1. 1.
    +2
    Selam beyler, size hayatımın en büyük olayını anlatmak istiyorum. belki biraz içiniz burulacak. kimi zaman sıkılacaksınız ama dinlemenizi tavsiye ederim, belki benim hayatımın en büyük olayı, hayatımda her şeyi değiştiren şey, size de küçücük bir şey katar.

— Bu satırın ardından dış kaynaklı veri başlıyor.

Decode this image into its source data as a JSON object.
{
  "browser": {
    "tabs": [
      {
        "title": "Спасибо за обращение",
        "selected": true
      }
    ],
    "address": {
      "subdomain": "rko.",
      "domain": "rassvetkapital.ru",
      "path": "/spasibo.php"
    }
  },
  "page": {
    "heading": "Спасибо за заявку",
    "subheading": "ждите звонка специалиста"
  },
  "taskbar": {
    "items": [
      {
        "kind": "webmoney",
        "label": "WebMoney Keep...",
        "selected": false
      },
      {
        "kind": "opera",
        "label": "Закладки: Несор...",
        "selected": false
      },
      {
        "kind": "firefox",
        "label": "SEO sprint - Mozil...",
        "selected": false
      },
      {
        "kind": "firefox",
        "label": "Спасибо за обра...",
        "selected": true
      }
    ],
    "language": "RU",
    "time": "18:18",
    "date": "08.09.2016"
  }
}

    el edin ufaktan başlayalım
    ···
  2. 2.
    0
    bu sefer belki aranızda ağlayanlar, belki de "gibtir git lan" diyenler olacak ama inanın içten bir şekilde anlatacağım her şeyi
    ···
  3. 3.
    0
    insan bu tarz şeyleri yüzyüze anlatmakat çok zorlanır ama siz kardeşlerime anlatmak kolay olacak
    ···
  4. 4.
    0
    1983 yılında istanbul’da doğdum. 4 kişilik bi ailenin küçük çocuğuyum. bir de abim var. babam memurdu bi devlet dairesinde. anlatacağım olaylar başladığında aile 4 kişi beraber kalıyorduk. abim de muhasebeciydi, iyi bi yerde çalışıyordu. bir de dükkan açmıştı abim, annem orada duruyordu. 3 kişisi çalışan bi ailede liseye 3e giden çocuktum. bundan 10 sene öncesiydi kısacası.
    ···
  5. 5.
    +1
    3 gelirli bi aile orta şekerli yaşayabilecek bir ailedir. kafamız rahattı, babam evin yemek masasına oturup hesap yapmazdı, türk filmlerindeki orta direk aileler gibi. zaten yapılacaksa da abim yapardı, evin bütün ekonomik durumuyla o ilgileniyordu. eve alış veriş yapılırken de o oluyordu hep kesin. resmen abi-erkil bi aileydik, abime herkesin saygısı çok büyüktü evde... böyle bir evde küçük kardeş olmak biraz ızdırap verici tahmin edersiniz ki.
    ···
  6. 6.
    0
    abime toz kondurulmazdı evde, ben de evin ergeni olarak her gerginlikte fırçayı yiyen olurdum. çok koymazdı açıkçası. bu sürekli böyle olduğu için artık koymuyordu bana, nasır tutmuş gibiydim. hani şu anda da söyleyebiliyorum ki ebeveynlerim onu daha çok seviyordu, ergence bi coşuş değildi bu düşüncem. ama bu düşünce abimi sevmemi hiç engellemedi. evin sinirli ergeni olarak gezmeye devam ettim sürekli.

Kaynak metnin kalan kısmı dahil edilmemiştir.